Es por lo que, después de haber invocado la luz divina, en virtud de Nuestra suprema autoridad apostólica, y con pleno conocimiento de causa, Nos declaramos, y tanto como es necesario, Nos decidimos y decretamos lo que sigue: la materia y la única materia de las órdenes sagradas del diaconado, del sacerdocio y del episcopado es la imposición de manos hecha en silencio, pero no la continuación de esta imposición mediante la extensión de la mano derecha, ni tampoco la última imposición que va acompañada de las palabras "Recibe el Espíritu Santo"... La fórmula está constituida por la palabras del «Prefacio» de las cuales las siguientes son esenciales y, por tanto, requeridas para la validez: “Te pedimos, Padre Todopoderoso, que confieras a este siervo tuyo la dignidad del sacerdocio; renueva en su corazón el Espíritu de santidad para que pueda conservar el ministerio del segundo grado del ministerio sacerdotal recibido de ti y sea, con su conducta, ejemplo de vida." (Constitución Apostólica Sacramentum Ordinis, 30 de noviembre de 1947)

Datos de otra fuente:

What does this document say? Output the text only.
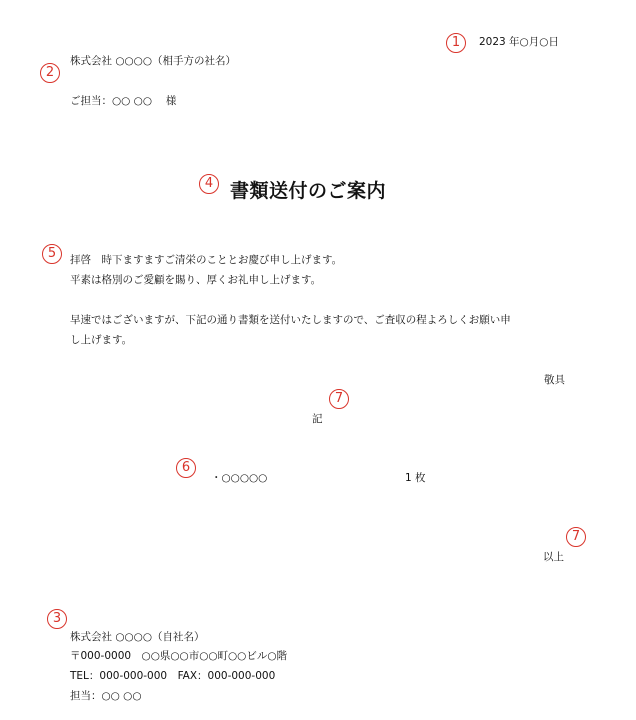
1
2
4
5
7
6
7
3
2023 年○月○日
株式会社 ○○○○（相手方の社名）
ご担当：○○ ○○　 様
書類送付のご案内
拝啓　時下ますますご清栄のこととお慶び申し上げます。
平素は格別のご愛顧を賜り、厚くお礼申し上げます。
早速ではございますが、下記の通り書類を送付いたしますので、ご査収の程よろしくお願い申
し上げます。
敬具
記
・○○○○○	1 枚
以上
株式会社 ○○○○（自社名）
〒000-0000　○○県○○市○○町○○ビル○階
TEL：000-000-000　FAX：000-000-000
担当：○○ ○○
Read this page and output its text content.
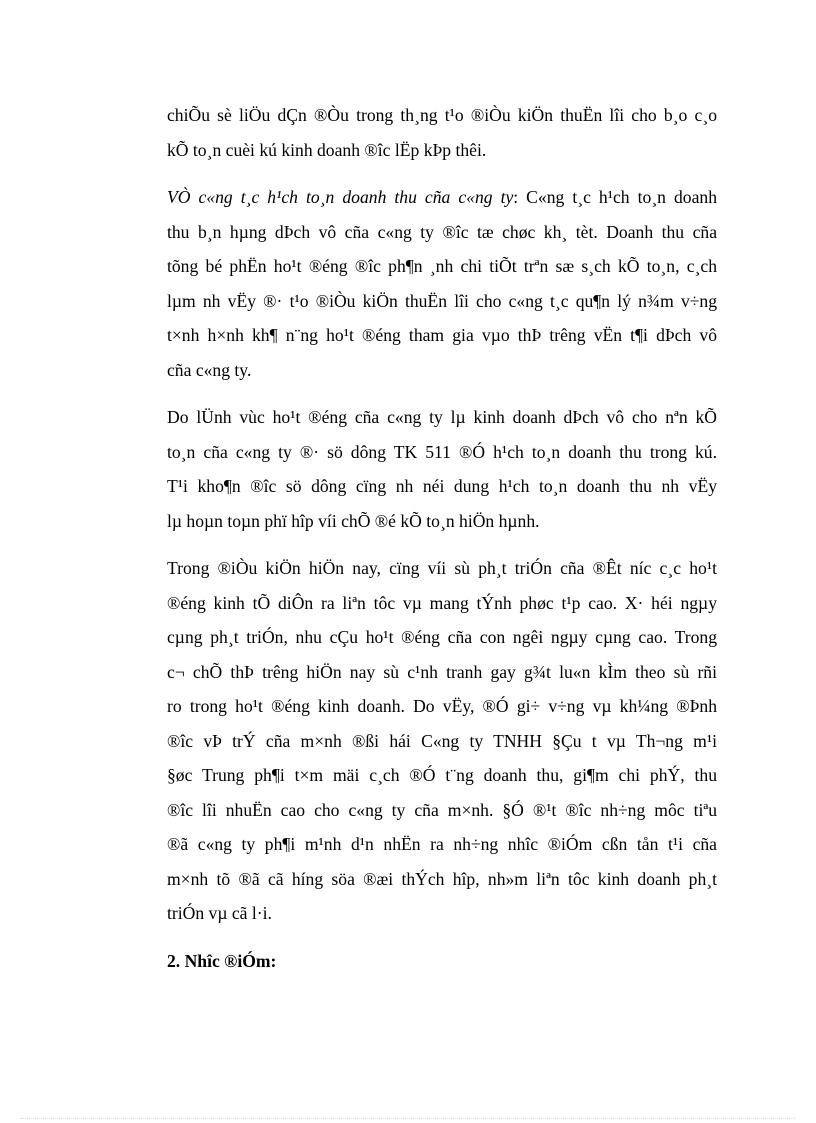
chiÕu sè liÖu dÇn ®Òu trong th¸ng t¹o ®iÒu kiÖn thuËn lîi cho b¸o c¸o
kÕ to¸n cuèi kú kinh doanh ®îc lËp kÞp thêi.
VÒ c«ng t¸c h¹ch to¸n doanh thu cña c«ng ty: C«ng t¸c h¹ch to¸n doanh
thu b¸n hµng dÞch vô cña c«ng ty ®îc tæ chøc kh¸ tèt. Doanh thu cña
tõng bé phËn ho¹t ®éng ®îc ph¶n ¸nh chi tiÕt trªn sæ s¸ch kÕ to¸n, c¸ch
lµm nh vËy ®· t¹o ®iÒu kiÖn thuËn lîi cho c«ng t¸c qu¶n lý n¾m v÷ng
t×nh h×nh kh¶ n¨ng ho¹t ®éng tham gia vµo thÞ trêng vËn t¶i dÞch vô
cña c«ng ty.
Do lÜnh vùc ho¹t ®éng cña c«ng ty lµ kinh doanh dÞch vô cho nªn kÕ
to¸n cña c«ng ty ®· sö dông TK 511 ®Ó h¹ch to¸n doanh thu trong kú.
T¹i kho¶n ®îc sö dông cïng nh néi dung h¹ch to¸n doanh thu nh vËy
lµ hoµn toµn phï hîp víi chÕ ®é kÕ to¸n hiÖn hµnh.
Trong ®iÒu kiÖn hiÖn nay, cïng víi sù ph¸t triÓn cña ®Êt níc c¸c ho¹t
®éng kinh tÕ diÔn ra liªn tôc vµ mang tÝnh phøc t¹p cao. X· héi ngµy
cµng ph¸t triÓn, nhu cÇu ho¹t ®éng cña con ngêi ngµy cµng cao. Trong
c¬ chÕ thÞ trêng hiÖn nay sù c¹nh tranh gay g¾t lu«n kÌm theo sù rñi
ro trong ho¹t ®éng kinh doanh. Do vËy, ®Ó gi÷ v÷ng vµ kh¼ng ®Þnh
®îc vÞ trÝ cña m×nh ®ßi hái C«ng ty TNHH §Çu t vµ Th¬ng m¹i
§øc Trung ph¶i t×m mäi c¸ch ®Ó t¨ng doanh thu, gi¶m chi phÝ, thu
®îc lîi nhuËn cao cho c«ng ty cña m×nh. §Ó ®¹t ®îc nh÷ng môc tiªu
®ã c«ng ty ph¶i m¹nh d¹n nhËn ra nh÷ng nhîc ®iÓm cßn tån t¹i cña
m×nh tõ ®ã cã híng söa ®æi thÝch hîp, nh»m liªn tôc kinh doanh ph¸t
triÓn vµ cã l·i.
2. Nhîc ®iÓm:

Es de suma necesidad para la Iglesia tener muchos sacerdotes santos, ministros de Dios y dispensadores de Su gracia a través de los sacramentos, su predicación y el ejemplo de virtud que ellos dan.

"Rogad pues al Dueño de la mies que envíe obreros a su mies." (Mt. 9:38 y Lc. 10:2).

"Quien a vosotros recibe, a Mí me recibe, y quien me recibe a Mí, recibe a Aquel que me envió." (Mt. 10:40 y Jn. 13:20).

¡Señor, danos muchos y santos sacerdotes!